Making sure the BI Server and MySQL have started If you selected to launch the User Console or Enterprise Console, the installer automatically starts the BI Server, Solution Repository, and Enterprise Console. You can check to see if the Pentaho BI Server and the MySQL database that contains the Pentaho Solution Repository have started by launching Services from the Control Panel. Go to Start -> Control Panel -> Administrative Tools -> Services. Alternatively, you can type services.msc in the Run command on the Start menu. Under local Services scroll down to Pentaho BI Server. In the image below, the Pentaho BI Server is started on Tomcat. The Pentaho Solution Repository (MySQL) is also started.
Note: Right-click on the BI Server or Solution Repository in the Services window to start or stop them. Alternatively, you can start the BI Server by navigating to Start -> Programs -> Pentaho Enterprise Edition > Server Management -> Start BI Server.
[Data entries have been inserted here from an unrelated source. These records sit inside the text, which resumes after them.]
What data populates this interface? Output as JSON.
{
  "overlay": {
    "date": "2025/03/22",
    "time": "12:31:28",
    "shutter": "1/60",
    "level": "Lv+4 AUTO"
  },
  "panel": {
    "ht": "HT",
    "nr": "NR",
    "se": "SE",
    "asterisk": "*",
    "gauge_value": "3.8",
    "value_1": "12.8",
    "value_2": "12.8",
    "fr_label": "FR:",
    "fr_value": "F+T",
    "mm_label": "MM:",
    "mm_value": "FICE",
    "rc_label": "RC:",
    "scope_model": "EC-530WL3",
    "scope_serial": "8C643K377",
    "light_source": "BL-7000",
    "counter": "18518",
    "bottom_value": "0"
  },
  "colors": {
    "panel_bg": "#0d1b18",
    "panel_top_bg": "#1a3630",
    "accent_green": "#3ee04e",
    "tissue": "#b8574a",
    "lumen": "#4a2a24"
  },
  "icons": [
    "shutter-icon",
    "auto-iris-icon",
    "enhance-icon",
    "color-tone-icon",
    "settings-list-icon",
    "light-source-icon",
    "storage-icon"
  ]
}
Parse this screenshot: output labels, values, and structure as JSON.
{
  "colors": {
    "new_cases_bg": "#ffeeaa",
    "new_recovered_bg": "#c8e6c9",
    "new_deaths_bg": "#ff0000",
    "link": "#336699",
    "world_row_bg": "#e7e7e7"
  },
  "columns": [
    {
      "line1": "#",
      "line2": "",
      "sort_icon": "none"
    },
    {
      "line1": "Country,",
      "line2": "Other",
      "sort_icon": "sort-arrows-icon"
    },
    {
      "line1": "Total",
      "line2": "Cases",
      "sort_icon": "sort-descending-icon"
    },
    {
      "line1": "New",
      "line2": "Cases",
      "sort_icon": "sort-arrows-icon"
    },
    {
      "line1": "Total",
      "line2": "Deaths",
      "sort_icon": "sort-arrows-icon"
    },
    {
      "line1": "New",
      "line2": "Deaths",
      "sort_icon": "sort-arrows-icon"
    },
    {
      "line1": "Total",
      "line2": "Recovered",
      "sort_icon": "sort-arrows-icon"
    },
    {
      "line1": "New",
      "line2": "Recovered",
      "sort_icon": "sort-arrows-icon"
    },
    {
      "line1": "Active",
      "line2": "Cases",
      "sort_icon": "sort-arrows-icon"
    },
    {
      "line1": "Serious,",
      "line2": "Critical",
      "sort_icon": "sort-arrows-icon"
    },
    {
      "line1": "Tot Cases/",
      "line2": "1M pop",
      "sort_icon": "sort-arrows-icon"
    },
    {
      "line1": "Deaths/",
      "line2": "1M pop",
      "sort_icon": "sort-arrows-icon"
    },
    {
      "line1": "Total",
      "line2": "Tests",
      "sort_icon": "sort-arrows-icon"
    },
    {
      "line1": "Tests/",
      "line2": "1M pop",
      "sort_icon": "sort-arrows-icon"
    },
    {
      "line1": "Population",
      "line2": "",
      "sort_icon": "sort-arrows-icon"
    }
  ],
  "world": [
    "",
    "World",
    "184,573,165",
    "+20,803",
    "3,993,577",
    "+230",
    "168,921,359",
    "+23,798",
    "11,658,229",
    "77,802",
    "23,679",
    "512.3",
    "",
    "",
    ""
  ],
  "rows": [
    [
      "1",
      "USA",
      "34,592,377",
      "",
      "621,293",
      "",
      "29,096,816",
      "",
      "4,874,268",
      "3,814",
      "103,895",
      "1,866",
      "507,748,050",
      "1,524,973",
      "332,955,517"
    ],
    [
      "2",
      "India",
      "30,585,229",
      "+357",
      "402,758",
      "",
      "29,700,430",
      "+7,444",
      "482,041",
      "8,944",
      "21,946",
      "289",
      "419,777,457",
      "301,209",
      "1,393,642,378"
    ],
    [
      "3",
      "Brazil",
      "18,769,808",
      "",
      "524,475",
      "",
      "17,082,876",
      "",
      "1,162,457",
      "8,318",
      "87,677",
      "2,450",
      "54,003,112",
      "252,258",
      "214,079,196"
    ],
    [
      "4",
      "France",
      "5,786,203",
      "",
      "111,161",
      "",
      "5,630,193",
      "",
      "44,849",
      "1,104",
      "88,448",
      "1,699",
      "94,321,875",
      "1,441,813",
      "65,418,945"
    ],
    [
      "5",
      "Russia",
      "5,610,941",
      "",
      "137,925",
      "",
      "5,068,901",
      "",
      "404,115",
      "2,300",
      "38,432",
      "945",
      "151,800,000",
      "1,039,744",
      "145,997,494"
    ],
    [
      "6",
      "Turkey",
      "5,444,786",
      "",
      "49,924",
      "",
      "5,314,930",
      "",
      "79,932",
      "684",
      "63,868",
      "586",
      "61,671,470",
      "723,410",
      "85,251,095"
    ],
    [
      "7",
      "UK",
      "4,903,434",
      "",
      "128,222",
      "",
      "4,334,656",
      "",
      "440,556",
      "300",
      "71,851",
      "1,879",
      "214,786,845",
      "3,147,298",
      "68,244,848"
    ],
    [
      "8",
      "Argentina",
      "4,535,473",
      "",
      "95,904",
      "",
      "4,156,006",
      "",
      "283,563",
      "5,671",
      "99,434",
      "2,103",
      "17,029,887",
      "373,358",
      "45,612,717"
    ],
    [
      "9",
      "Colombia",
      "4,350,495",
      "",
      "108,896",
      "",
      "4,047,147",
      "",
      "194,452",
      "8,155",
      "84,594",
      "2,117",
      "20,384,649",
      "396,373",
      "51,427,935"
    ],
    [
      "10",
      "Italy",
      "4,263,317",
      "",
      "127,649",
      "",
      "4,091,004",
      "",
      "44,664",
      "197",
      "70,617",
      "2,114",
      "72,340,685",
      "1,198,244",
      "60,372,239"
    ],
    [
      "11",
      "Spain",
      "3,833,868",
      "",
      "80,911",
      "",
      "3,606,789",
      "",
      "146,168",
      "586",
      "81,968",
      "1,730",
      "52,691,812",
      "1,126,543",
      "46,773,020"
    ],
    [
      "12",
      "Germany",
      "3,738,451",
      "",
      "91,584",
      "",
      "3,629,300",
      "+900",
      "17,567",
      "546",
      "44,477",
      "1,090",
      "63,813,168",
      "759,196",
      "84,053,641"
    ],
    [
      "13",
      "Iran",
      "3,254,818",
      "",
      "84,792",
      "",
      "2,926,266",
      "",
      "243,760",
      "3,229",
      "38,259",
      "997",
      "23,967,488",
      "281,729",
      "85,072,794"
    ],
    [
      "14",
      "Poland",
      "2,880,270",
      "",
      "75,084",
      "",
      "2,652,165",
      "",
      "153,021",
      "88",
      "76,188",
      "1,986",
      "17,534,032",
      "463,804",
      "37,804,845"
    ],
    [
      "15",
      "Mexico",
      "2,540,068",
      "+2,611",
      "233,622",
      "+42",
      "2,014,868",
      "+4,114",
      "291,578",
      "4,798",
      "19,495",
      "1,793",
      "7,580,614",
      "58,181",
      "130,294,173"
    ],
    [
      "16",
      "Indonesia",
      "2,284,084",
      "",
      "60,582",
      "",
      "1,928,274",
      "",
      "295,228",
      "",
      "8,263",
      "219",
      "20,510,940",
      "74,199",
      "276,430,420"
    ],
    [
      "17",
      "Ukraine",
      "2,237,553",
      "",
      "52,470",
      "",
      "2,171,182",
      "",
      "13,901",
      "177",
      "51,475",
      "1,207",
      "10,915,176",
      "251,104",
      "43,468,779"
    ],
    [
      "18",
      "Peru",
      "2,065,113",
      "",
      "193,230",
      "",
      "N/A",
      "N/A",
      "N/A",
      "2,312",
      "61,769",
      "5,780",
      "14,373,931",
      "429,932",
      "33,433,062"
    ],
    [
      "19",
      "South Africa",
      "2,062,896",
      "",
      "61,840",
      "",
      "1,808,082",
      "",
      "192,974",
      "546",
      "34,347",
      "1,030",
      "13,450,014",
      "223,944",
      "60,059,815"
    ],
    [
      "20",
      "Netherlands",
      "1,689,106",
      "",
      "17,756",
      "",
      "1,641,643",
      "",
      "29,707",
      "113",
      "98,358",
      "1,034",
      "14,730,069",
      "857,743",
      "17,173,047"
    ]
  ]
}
The MySQL database starts automatically when you log on to your device.
Follow the instructions below before you call support to resolve an issue. The support staff must know what components have been installed. 1. Navigate to the folder that contains Pentaho installation; for example, C:\Program Files\pentaho. 2. Locate and open the following file: installation-summary.txt. 3. Copy the contents of the file and send it, via email, to the support technician as instructed.